Class PDFMarkedContentExtractor


  • public class PDFMarkedContentExtractor
    extends LegacyPDFStreamEngine
    This is an stream engine to extract the marked content of a pdf.
    • Field Detail

      • suppressDuplicateOverlappingText

        private boolean suppressDuplicateOverlappingText
      • markedContents

        private final java.util.List<PDMarkedContent> markedContents
      • currentMarkedContents

        private final java.util.Deque<PDMarkedContent> currentMarkedContents
      • characterListMapping

        private final java.util.Map<java.lang.String,​java.util.List<TextPosition>> characterListMapping
    • Constructor Detail

      • PDFMarkedContentExtractor

        public PDFMarkedContentExtractor()
                                  throws java.io.IOException
        Instantiate a new PDFTextStripper object.
        Throws:
        java.io.IOException
      • PDFMarkedContentExtractor

        public PDFMarkedContentExtractor​(java.lang.String encoding)
                                  throws java.io.IOException
        Constructor.
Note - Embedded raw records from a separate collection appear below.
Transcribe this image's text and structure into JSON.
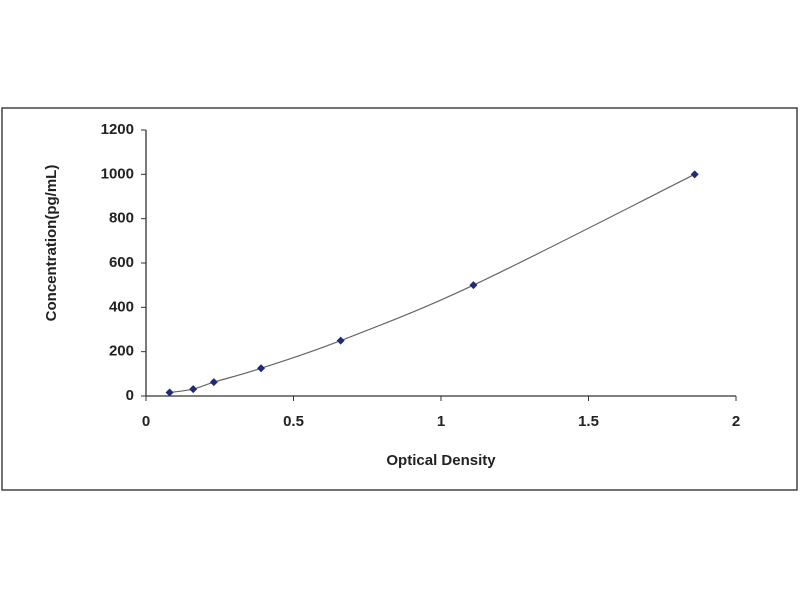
{
  "chart_data": {
    "type": "line",
    "x_label": "Optical Density",
    "y_label": "Concentration(pg/mL)",
    "series": [
      {
        "x": [
          0.08,
          0.16,
          0.23,
          0.39,
          0.66,
          1.11,
          1.86
        ],
        "values": [
          15.6,
          31.25,
          62.5,
          125,
          250,
          500,
          1000
        ],
        "color": "#1f2a78",
        "line_color": "#666666",
        "marker": "diamond",
        "smooth": true
      }
    ],
    "xlim": [
      0,
      2
    ],
    "xticks": [
      0,
      0.5,
      1,
      1.5,
      2
    ],
    "ylim": [
      0,
      1200
    ],
    "yticks": [
      0,
      200,
      400,
      600,
      800,
      1000,
      1200
    ],
    "grid": false
  }
}
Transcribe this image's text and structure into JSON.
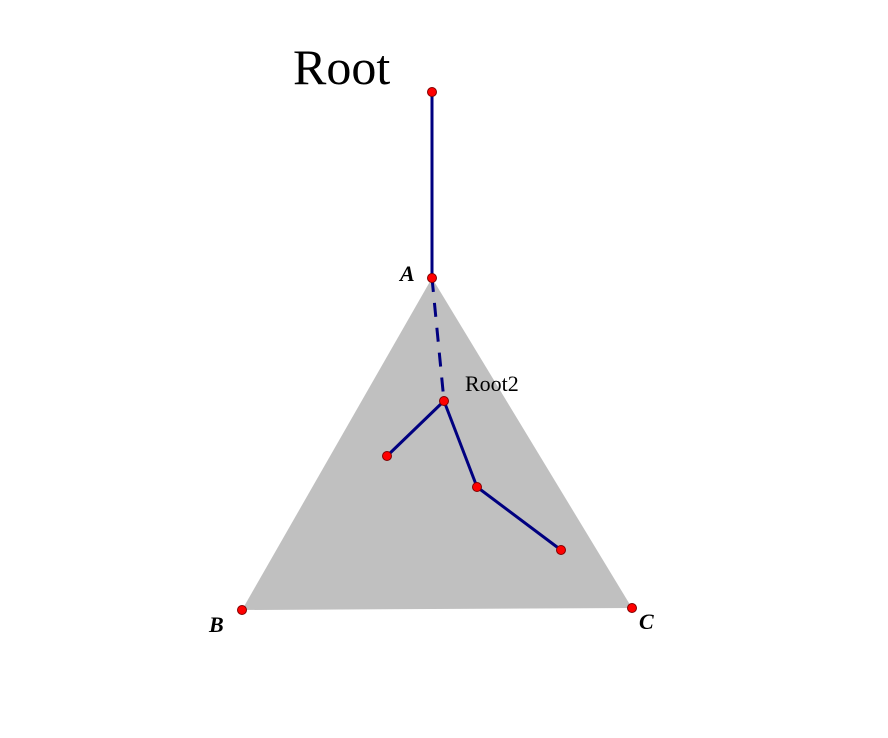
{
  "labels": {
    "root": "Root",
    "root2": "Root2",
    "a": "A",
    "b": "B",
    "c": "C"
  },
  "colors": {
    "triangle_fill": "#c0c0c0",
    "edge": "#000080",
    "point_fill": "#ff0000",
    "point_stroke": "#800000",
    "text": "#000000"
  }
}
Will apply encoding-specific conversions to the output text.
        Parameters:
        encoding - The encoding that the output will be written in.
        Throws:
        java.io.IOException
    • Method Detail

      • isSuppressDuplicateOverlappingText

        public boolean isSuppressDuplicateOverlappingText()
        Returns:
        the suppressDuplicateOverlappingText setting.
      • setSuppressDuplicateOverlappingText

        public void setSuppressDuplicateOverlappingText​(boolean suppressDuplicateOverlappingText)
        By default the class will attempt to remove text that overlaps each other. Word paints the same character several times in order to make it look bold. By setting this to false all text will be extracted, which means that certain sections will be duplicated, but better performance will be noticed.
        Parameters:
        suppressDuplicateOverlappingText - The suppressDuplicateOverlappingText setting to set.
      • within

        private boolean within​(float first,
                               float second,
                               float variance)
        This will determine of two floating point numbers are within a specified variance.
        Parameters:
        first - The first number to compare to.
        second - The second number to compare to.
        variance - The allowed variance.
      • xobject

        public void xobject​(PDXObject xobject)
      • processTextPosition

        protected void processTextPosition​(TextPosition text)
        This will process a TextPosition object and add the text to the list of characters on a page. It takes care of overlapping text.
        Overrides:
        processTextPosition in class LegacyPDFStreamEngine
        Parameters:
        text - The text to process.
      • getMarkedContents

        public java.util.List<PDMarkedContent> getMarkedContents()